Es un hecho singular que exista algo cuya posesión consiste en ser capaz de participarlo porque pone de manifiesto que no siempre se puede dar porque se tiene, sino que a veces solo se tiene si se es capaz de dar. Así pues, es como si tener consistiera en poder dar. No obstante, con las ideas ocurre que si bien solo se tienen si se pueden comunicar, no es necesario comunicarlas de hecho y, si se hace, tampoco es necesario que los demás las entiendan (ni las atiendan). Suele ocurrir. Es decir, la efectiva comunicación de lo que se sabe no es necesaria para saberlo, ni siquiera el deseo de comunicarlas es imprescindible, aunque todo el que sabe sienta la natural inclinación a su comunicación.

Hay, en cambio, otro tipo de bienes cuya posesión requiere el deseo y hasta la determinación efectiva en favor de que todos los demás los posean. Por ejemplo, nadie puede ser justo sin procurar que los demás también lo sean o incluso prefiriendo que los demás no lo sean. Los que conocemos como bienes o cualidades morales se deterioran y se poseen menos perfectamente en la medida que no se los desea y procura también para los demás. Ser generoso o solidario y no querer que los demás también lo sean resulta extraño, y hasta sospechoso de preferir en realidad la fama de magnánimo que la magnanimidad misma.

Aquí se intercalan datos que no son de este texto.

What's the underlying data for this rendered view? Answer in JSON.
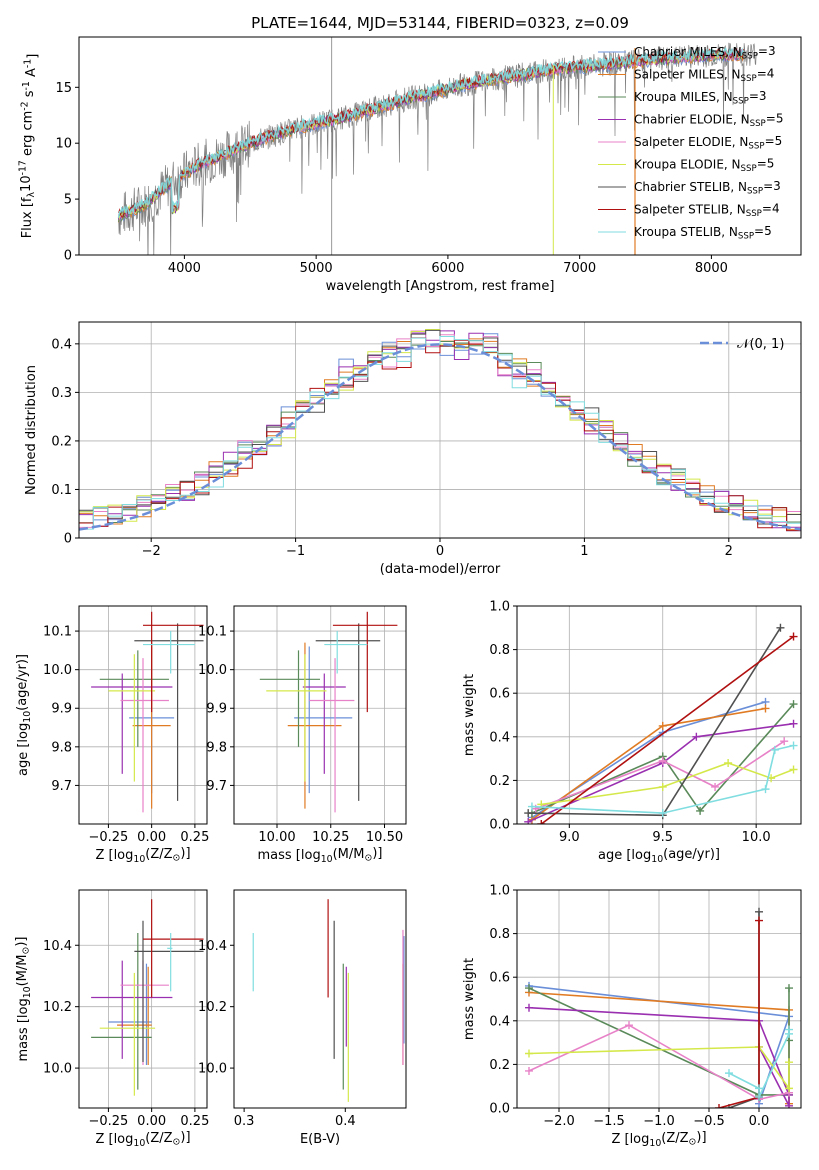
{
  "colors": {
    "series": [
      "#6a8fd8",
      "#e07b24",
      "#5a8a5a",
      "#9a30b0",
      "#e882c8",
      "#d4e84a",
      "#505050",
      "#b01010",
      "#80dde0"
    ],
    "spectrum": "#808080",
    "normal": "#6a8fd8",
    "grid": "#b0b0b0"
  },
  "series_names": [
    "Chabrier MILES, N$_{SSP}$=3",
    "Salpeter MILES, N$_{SSP}$=4",
    "Kroupa MILES, N$_{SSP}$=3",
    "Chabrier ELODIE, N$_{SSP}$=5",
    "Salpeter ELODIE, N$_{SSP}$=5",
    "Kroupa ELODIE, N$_{SSP}$=5",
    "Chabrier STELIB, N$_{SSP}$=3",
    "Salpeter STELIB, N$_{SSP}$=4",
    "Kroupa STELIB, N$_{SSP}$=5"
  ],
  "chart_data": [
    {
      "id": "spectrum",
      "type": "line",
      "title": "PLATE=1644, MJD=53144, FIBERID=0323, z=0.09",
      "xlabel": "wavelength [Angstrom, rest frame]",
      "ylabel": "Flux [f$_\\lambda$10$^{-17}$ erg cm$^{-2}$ s$^{-1}$ A$^{-1}$]",
      "xlim": [
        3200,
        8680
      ],
      "ylim": [
        0,
        19.5
      ],
      "xticks": [
        4000,
        5000,
        6000,
        7000,
        8000
      ],
      "yticks": [
        0,
        5,
        10,
        15
      ],
      "grid": false,
      "legend": "right",
      "continuum": {
        "x": [
          3500,
          3700,
          3900,
          4100,
          4300,
          4500,
          4700,
          4900,
          5100,
          5300,
          5500,
          5700,
          5900,
          6100,
          6300,
          6500,
          6700,
          6900,
          7100,
          7300,
          7500,
          7700,
          7900,
          8100,
          8300
        ],
        "y": [
          3.5,
          4.5,
          6.5,
          8.0,
          9.0,
          10.0,
          10.8,
          11.5,
          12.0,
          12.6,
          13.3,
          14.0,
          14.5,
          15.2,
          15.6,
          16.0,
          16.4,
          16.7,
          16.9,
          17.2,
          17.4,
          17.6,
          17.8,
          17.9,
          18.0
        ]
      },
      "observed_x_range": [
        3500,
        8350
      ],
      "model_x_range": [
        3500,
        8250
      ]
    },
    {
      "id": "residuals",
      "type": "line",
      "xlabel": "(data-model)/error",
      "ylabel": "Normed distribution",
      "xlim": [
        -2.5,
        2.5
      ],
      "ylim": [
        0,
        0.445
      ],
      "xticks": [
        -2,
        -1,
        0,
        1,
        2
      ],
      "yticks": [
        0,
        0.1,
        0.2,
        0.3,
        0.4
      ],
      "grid": true,
      "legend": "top-right",
      "normal_label": "$\\mathcal{N}(0, 1)$",
      "normal": {
        "mean": 0,
        "sigma": 1
      }
    },
    {
      "id": "age_vs_Z",
      "type": "scatter",
      "xlabel": "Z [log$_{10}$(Z/Z$_\\odot$)]",
      "ylabel": "age  [log$_{10}$(age/yr)]",
      "xlim": [
        -0.42,
        0.32
      ],
      "ylim": [
        9.6,
        10.165
      ],
      "xticks": [
        -0.25,
        0.0,
        0.25
      ],
      "xticklabels": [
        "−0.25",
        "0.00",
        "0.25"
      ],
      "yticks": [
        9.7,
        9.8,
        9.9,
        10.0,
        10.1
      ],
      "yticklabels": [
        "9.7",
        "9.8",
        "9.9",
        "10.0",
        "10.1"
      ],
      "grid": true,
      "points": [
        {
          "x": 0.0,
          "y": 9.875,
          "x_lo": -0.13,
          "x_hi": 0.13,
          "y_lo": 9.68,
          "y_hi": 10.06
        },
        {
          "x": 0.0,
          "y": 9.855,
          "x_lo": -0.11,
          "x_hi": 0.11,
          "y_lo": 9.64,
          "y_hi": 10.07
        },
        {
          "x": -0.08,
          "y": 9.975,
          "x_lo": -0.3,
          "x_hi": 0.1,
          "y_lo": 9.8,
          "y_hi": 10.05
        },
        {
          "x": -0.17,
          "y": 9.955,
          "x_lo": -0.35,
          "x_hi": 0.12,
          "y_lo": 9.73,
          "y_hi": 9.99
        },
        {
          "x": -0.05,
          "y": 9.92,
          "x_lo": -0.18,
          "x_hi": 0.1,
          "y_lo": 9.63,
          "y_hi": 10.03
        },
        {
          "x": -0.1,
          "y": 9.945,
          "x_lo": -0.25,
          "x_hi": 0.02,
          "y_lo": 9.71,
          "y_hi": 10.04
        },
        {
          "x": 0.15,
          "y": 10.075,
          "x_lo": -0.1,
          "x_hi": 0.3,
          "y_lo": 9.66,
          "y_hi": 10.12
        },
        {
          "x": 0.0,
          "y": 10.115,
          "x_lo": -0.05,
          "x_hi": 0.3,
          "y_lo": 9.89,
          "y_hi": 10.15
        },
        {
          "x": 0.11,
          "y": 10.065,
          "x_lo": -0.05,
          "x_hi": 0.25,
          "y_lo": 9.99,
          "y_hi": 10.1
        }
      ]
    },
    {
      "id": "age_vs_mass",
      "type": "scatter",
      "xlabel": "mass [log$_{10}$(M/M$_\\odot$)]",
      "ylabel": "",
      "xlim": [
        9.8,
        10.6
      ],
      "ylim": [
        9.6,
        10.165
      ],
      "xticks": [
        10.0,
        10.25,
        10.5
      ],
      "xticklabels": [
        "10.00",
        "10.25",
        "10.50"
      ],
      "yticks": [
        9.7,
        9.8,
        9.9,
        10.0,
        10.1
      ],
      "yticklabels": [
        "9.7",
        "9.8",
        "9.9",
        "10.0",
        "10.1"
      ],
      "grid": true,
      "points": [
        {
          "x": 10.15,
          "y": 9.875,
          "x_lo": 10.08,
          "x_hi": 10.35,
          "y_lo": 9.68,
          "y_hi": 10.06
        },
        {
          "x": 10.13,
          "y": 9.855,
          "x_lo": 10.05,
          "x_hi": 10.3,
          "y_lo": 9.64,
          "y_hi": 10.07
        },
        {
          "x": 10.1,
          "y": 9.975,
          "x_lo": 9.92,
          "x_hi": 10.2,
          "y_lo": 9.8,
          "y_hi": 10.05
        },
        {
          "x": 10.22,
          "y": 9.955,
          "x_lo": 10.12,
          "x_hi": 10.32,
          "y_lo": 9.73,
          "y_hi": 9.99
        },
        {
          "x": 10.27,
          "y": 9.92,
          "x_lo": 10.15,
          "x_hi": 10.36,
          "y_lo": 9.63,
          "y_hi": 10.03
        },
        {
          "x": 10.13,
          "y": 9.945,
          "x_lo": 9.95,
          "x_hi": 10.23,
          "y_lo": 9.71,
          "y_hi": 10.04
        },
        {
          "x": 10.38,
          "y": 10.075,
          "x_lo": 10.18,
          "x_hi": 10.48,
          "y_lo": 9.66,
          "y_hi": 10.12
        },
        {
          "x": 10.42,
          "y": 10.115,
          "x_lo": 10.26,
          "x_hi": 10.56,
          "y_lo": 9.89,
          "y_hi": 10.15
        },
        {
          "x": 10.28,
          "y": 10.065,
          "x_lo": 10.22,
          "x_hi": 10.42,
          "y_lo": 9.99,
          "y_hi": 10.1
        }
      ]
    },
    {
      "id": "weight_vs_age",
      "type": "line",
      "xlabel": "age  [log$_{10}$(age/yr)]",
      "ylabel": "mass weight",
      "xlim": [
        8.72,
        10.24
      ],
      "ylim": [
        0,
        1.0
      ],
      "xticks": [
        9.0,
        9.5,
        10.0
      ],
      "xticklabels": [
        "9.0",
        "9.5",
        "10.0"
      ],
      "yticks": [
        0,
        0.2,
        0.4,
        0.6,
        0.8,
        1.0
      ],
      "yticklabels": [
        "0.0",
        "0.2",
        "0.4",
        "0.6",
        "0.8",
        "1.0"
      ],
      "grid": true,
      "series": [
        {
          "x": [
            8.8,
            9.5,
            10.05
          ],
          "y": [
            0.03,
            0.42,
            0.56
          ]
        },
        {
          "x": [
            8.8,
            9.5,
            10.05
          ],
          "y": [
            0.02,
            0.45,
            0.53
          ]
        },
        {
          "x": [
            8.8,
            9.5,
            9.7,
            10.2
          ],
          "y": [
            0.05,
            0.31,
            0.06,
            0.55
          ]
        },
        {
          "x": [
            8.78,
            9.5,
            9.68,
            10.2
          ],
          "y": [
            0.01,
            0.28,
            0.4,
            0.46
          ]
        },
        {
          "x": [
            8.82,
            9.5,
            9.78,
            10.15
          ],
          "y": [
            0.07,
            0.29,
            0.17,
            0.38
          ]
        },
        {
          "x": [
            8.85,
            9.5,
            9.85,
            10.08,
            10.2
          ],
          "y": [
            0.09,
            0.17,
            0.28,
            0.21,
            0.25
          ]
        },
        {
          "x": [
            8.78,
            9.5,
            10.13
          ],
          "y": [
            0.05,
            0.04,
            0.9
          ]
        },
        {
          "x": [
            8.85,
            10.2
          ],
          "y": [
            0.0,
            0.86
          ]
        },
        {
          "x": [
            8.8,
            9.5,
            10.05,
            10.1,
            10.2
          ],
          "y": [
            0.08,
            0.05,
            0.16,
            0.34,
            0.36
          ]
        }
      ]
    },
    {
      "id": "mass_vs_Z",
      "type": "scatter",
      "xlabel": "Z [log$_{10}$(Z/Z$_\\odot$)]",
      "ylabel": "mass [log$_{10}$(M/M$_\\odot$)]",
      "xlim": [
        -0.42,
        0.32
      ],
      "ylim": [
        9.87,
        10.58
      ],
      "xticks": [
        -0.25,
        0.0,
        0.25
      ],
      "xticklabels": [
        "−0.25",
        "0.00",
        "0.25"
      ],
      "yticks": [
        10.0,
        10.2,
        10.4
      ],
      "yticklabels": [
        "10.0",
        "10.2",
        "10.4"
      ],
      "grid": true,
      "points": [
        {
          "x": -0.03,
          "y": 10.15,
          "x_lo": -0.25,
          "x_hi": 0.0,
          "y_lo": 10.01,
          "y_hi": 10.34
        },
        {
          "x": -0.02,
          "y": 10.14,
          "x_lo": -0.2,
          "x_hi": 0.0,
          "y_lo": 10.01,
          "y_hi": 10.33
        },
        {
          "x": -0.08,
          "y": 10.1,
          "x_lo": -0.35,
          "x_hi": 0.0,
          "y_lo": 9.93,
          "y_hi": 10.44
        },
        {
          "x": -0.17,
          "y": 10.23,
          "x_lo": -0.35,
          "x_hi": 0.12,
          "y_lo": 10.03,
          "y_hi": 10.35
        },
        {
          "x": -0.05,
          "y": 10.27,
          "x_lo": -0.18,
          "x_hi": 0.1,
          "y_lo": 10.01,
          "y_hi": 10.35
        },
        {
          "x": -0.1,
          "y": 10.13,
          "x_lo": -0.3,
          "x_hi": 0.02,
          "y_lo": 9.91,
          "y_hi": 10.31
        },
        {
          "x": -0.05,
          "y": 10.38,
          "x_lo": -0.1,
          "x_hi": 0.3,
          "y_lo": 10.02,
          "y_hi": 10.48
        },
        {
          "x": 0.0,
          "y": 10.42,
          "x_lo": -0.05,
          "x_hi": 0.3,
          "y_lo": 10.23,
          "y_hi": 10.55
        },
        {
          "x": 0.11,
          "y": 10.39,
          "x_lo": 0.09,
          "x_hi": 0.12,
          "y_lo": 10.25,
          "y_hi": 10.44
        }
      ]
    },
    {
      "id": "mass_vs_EBV",
      "type": "scatter",
      "xlabel": "E(B-V)",
      "ylabel": "",
      "xlim": [
        0.29,
        0.46
      ],
      "ylim": [
        9.87,
        10.58
      ],
      "xticks": [
        0.3,
        0.4
      ],
      "xticklabels": [
        "0.3",
        "0.4"
      ],
      "yticks": [
        10.0,
        10.2,
        10.4
      ],
      "yticklabels": [
        "10.0",
        "10.2",
        "10.4"
      ],
      "grid": false,
      "points": [
        {
          "x": 0.458,
          "y": 10.2,
          "y_lo": 10.08,
          "y_hi": 10.43
        },
        {
          "x": 0.457,
          "y": 10.18,
          "y_lo": 10.01,
          "y_hi": 10.34
        },
        {
          "x": 0.398,
          "y": 10.15,
          "y_lo": 9.93,
          "y_hi": 10.34
        },
        {
          "x": 0.401,
          "y": 10.23,
          "y_lo": 10.07,
          "y_hi": 10.33
        },
        {
          "x": 0.457,
          "y": 10.3,
          "y_lo": 10.01,
          "y_hi": 10.45
        },
        {
          "x": 0.403,
          "y": 10.1,
          "y_lo": 9.89,
          "y_hi": 10.31
        },
        {
          "x": 0.389,
          "y": 10.25,
          "y_lo": 10.03,
          "y_hi": 10.48
        },
        {
          "x": 0.383,
          "y": 10.4,
          "y_lo": 10.23,
          "y_hi": 10.55
        },
        {
          "x": 0.309,
          "y": 10.36,
          "y_lo": 10.25,
          "y_hi": 10.44
        }
      ]
    },
    {
      "id": "weight_vs_Z",
      "type": "line",
      "xlabel": "Z [log$_{10}$(Z/Z$_\\odot$)]",
      "ylabel": "mass weight",
      "xlim": [
        -2.42,
        0.42
      ],
      "ylim": [
        0,
        1.0
      ],
      "xticks": [
        -2.0,
        -1.5,
        -1.0,
        -0.5,
        0.0
      ],
      "xticklabels": [
        "−2.0",
        "−1.5",
        "−1.0",
        "−0.5",
        "0.0"
      ],
      "yticks": [
        0,
        0.2,
        0.4,
        0.6,
        0.8,
        1.0
      ],
      "yticklabels": [
        "0.0",
        "0.2",
        "0.4",
        "0.6",
        "0.8",
        "1.0"
      ],
      "grid": true,
      "series": [
        {
          "x": [
            -2.3,
            0.3,
            0.0
          ],
          "y": [
            0.56,
            0.42,
            0.02
          ]
        },
        {
          "x": [
            -2.3,
            0.3,
            0.3
          ],
          "y": [
            0.53,
            0.45,
            0.02
          ]
        },
        {
          "x": [
            -2.3,
            0.0,
            0.3,
            0.3,
            0.3
          ],
          "y": [
            0.55,
            0.06,
            0.06,
            0.31,
            0.55
          ]
        },
        {
          "x": [
            -2.3,
            0.0,
            0.3,
            0.3,
            0.0
          ],
          "y": [
            0.46,
            0.4,
            0.06,
            0.01,
            0.28
          ]
        },
        {
          "x": [
            -2.3,
            -1.3,
            0.0,
            0.3
          ],
          "y": [
            0.17,
            0.38,
            0.04,
            0.07
          ]
        },
        {
          "x": [
            -2.3,
            0.0,
            0.3,
            0.3
          ],
          "y": [
            0.25,
            0.28,
            0.09,
            0.21
          ]
        },
        {
          "x": [
            -0.3,
            0.0,
            0.0
          ],
          "y": [
            0.0,
            0.05,
            0.9
          ]
        },
        {
          "x": [
            -0.4,
            0.0,
            0.0
          ],
          "y": [
            0.0,
            0.05,
            0.86
          ]
        },
        {
          "x": [
            -0.3,
            0.0,
            0.0,
            0.3,
            0.3
          ],
          "y": [
            0.16,
            0.09,
            0.05,
            0.34,
            0.36
          ]
        }
      ]
    }
  ]
}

De este tipo de bienes fue de los que Séneca aseguró que «creeré que nada poseo con más verdad que lo que haya dado con generosidad», pues «más grandes se harán en la medida que los compartas con más gente». Así que hay bienes que para tenerlos hay que evitar perderlos, pero hay otros, como las ideas, que solo se tienen si se los puede participar, o que solo se los posee si se procura de manera efectiva que los demás también los posean. En estos últimos, tener no es solo poder dar, sino que el deseo de su participación es la única forma de poderlos tener. En este caso, la generosidad no implica renuncia, pues participar no es perder aquello que se participa sino poder poseerlo en realidad. Es obvio que este tipo de bienes nos son materiales y que se trata de perfecciones de la persona. Pero no es tan obvio reparar, como hizo Séneca, que tales perfecciones implican que se las desee e incluso que se las procure para los demás.

Por último, hay bienes para cuya posesión no basta con que se les desee a los demás, ni siquiera con que se procure que los posean, porque para tenerlos es del todo necesario que los demás también los posean de manera efectiva. Es el caso de la paz en su sentido social, por ejemplo: no se puede tener paz si no la tienen los demás con quienes se convive. En realidad, la paz solo se puede tener entre todos y con todos los demás.

Es claro que cada uno de esos tipos de posesiones implica una clase distinta de riqueza y pobreza, pero si se piensa bien se verá que en todos los casos ser rico es tener mucho que ofrecer, y que no tener nada que ofrecer es también en todos los casos la forma suprema de la pobreza, ya sean bienes materiales o inmateriales como las ideas. En efecto, las más cuantiosas posesiones y riquezas de quien no tiene nada que ofrecer, no le salvan de la más miserable pobreza.

En cierta medida, es así incluso con el dinero: los que más tienen son los que lo tienen para ofrecerlo, es decir, lo bancos, aunque sea porque se aseguran de que lo recuperarán. Pero también en esos casos el tener crece mediante el dar. Y esa es, me parece a mí, la diferencia entre el rico y el pobre: que el rico ha entendido que se tiene del todo y cumplidamente lo que se tiene para ofrecer, sobre todo si no es necesario que lo devuelvan, como lo que uno sabe o, todavía más, lo que uno mismo es.